Unconscious for six minutes, Fischer was resuscitated by CPR and by a defibrillator before being rushed to hospital. The exact cause of the attack was never found.
Fischer was previously diagnosed with a heart abnormality in September 2002. Though team doctors took extra pre-cautions with Fischer's health, all Fischler was really worried about his hockey career.
"I wasn't scared about the abnormality," Fischer said. "But I was scared about not playing hockey again. That was a shock for me."
And what a career it would have been. The prized Czech defenseman was a giant at 6'5" and 220lbs blessed with strength and mobility. He had all the tools to develop into an impact NHL player.
But the cardiac arrest of 2005 took away his promising career, and nearly his life. He was initially ordered to take time off with no physical activity. When continuing heart concerns appearing over the next couple of weeks doctors ordered him to never player hockey again.
This time around, Fischer had a much better focus on the big picture.
"It really changed my life for the better. I haven't been this lucky in my life," Fischer told ESPN.com, in hindsight "It was an experience that made my life better. I was able to learn things about my body at age 25 instead of age 60.

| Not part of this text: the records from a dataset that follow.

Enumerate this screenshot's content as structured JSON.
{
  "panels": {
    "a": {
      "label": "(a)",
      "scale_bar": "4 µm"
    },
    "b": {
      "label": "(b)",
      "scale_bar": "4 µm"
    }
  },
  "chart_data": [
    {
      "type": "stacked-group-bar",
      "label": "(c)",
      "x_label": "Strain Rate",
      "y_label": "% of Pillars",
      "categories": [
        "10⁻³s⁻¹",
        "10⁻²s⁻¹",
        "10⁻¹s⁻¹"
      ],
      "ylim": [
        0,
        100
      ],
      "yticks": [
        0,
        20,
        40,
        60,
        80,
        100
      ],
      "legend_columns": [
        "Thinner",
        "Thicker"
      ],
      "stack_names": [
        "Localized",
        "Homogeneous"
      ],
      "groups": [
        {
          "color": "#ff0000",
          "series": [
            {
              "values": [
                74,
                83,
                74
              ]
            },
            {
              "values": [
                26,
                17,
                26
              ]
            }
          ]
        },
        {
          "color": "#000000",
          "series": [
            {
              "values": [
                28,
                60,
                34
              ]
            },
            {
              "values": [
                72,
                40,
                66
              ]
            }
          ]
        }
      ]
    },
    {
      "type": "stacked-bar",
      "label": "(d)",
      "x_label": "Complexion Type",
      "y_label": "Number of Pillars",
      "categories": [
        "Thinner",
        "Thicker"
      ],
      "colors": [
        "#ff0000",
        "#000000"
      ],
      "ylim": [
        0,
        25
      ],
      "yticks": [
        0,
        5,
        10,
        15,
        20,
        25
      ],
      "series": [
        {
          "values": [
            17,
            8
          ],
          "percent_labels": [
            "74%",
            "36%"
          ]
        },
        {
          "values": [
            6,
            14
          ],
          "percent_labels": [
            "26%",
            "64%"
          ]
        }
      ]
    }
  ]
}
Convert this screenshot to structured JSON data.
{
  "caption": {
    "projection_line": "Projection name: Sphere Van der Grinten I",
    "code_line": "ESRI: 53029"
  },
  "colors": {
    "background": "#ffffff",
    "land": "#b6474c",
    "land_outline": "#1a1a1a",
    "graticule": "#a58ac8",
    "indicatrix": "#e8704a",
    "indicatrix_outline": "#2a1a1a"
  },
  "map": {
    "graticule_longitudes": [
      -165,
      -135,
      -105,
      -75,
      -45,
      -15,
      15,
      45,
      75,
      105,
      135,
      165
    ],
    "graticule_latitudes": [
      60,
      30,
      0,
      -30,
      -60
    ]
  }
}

"Right now, many people come up to me and they feel sorry for me. They say, 'How are you doing? I hope you can play one day.' I say, I hope I can get healthy one day."
Fischler has made a pretty nice life for himself off the ice. He continues to work with the Detroit Red Wings in player development. He started his own charitable foundation, the Healthy Hope Foundation.
“What we want to share most as part of our foundation is hope. There’s many patients that don’t have hope anymore. They just survive. It’s not fully living. If someone wants to be healthy, they’ve got to keep their hope up. It’s the most important thing of it all. Keep the passion for life.
“The main goal is for everyone to realize how important it is to take personal responsibility in health. I don’t believe that cardiac arrest changes people. I believe it’s the life after. At least that’s what it’s been like for me.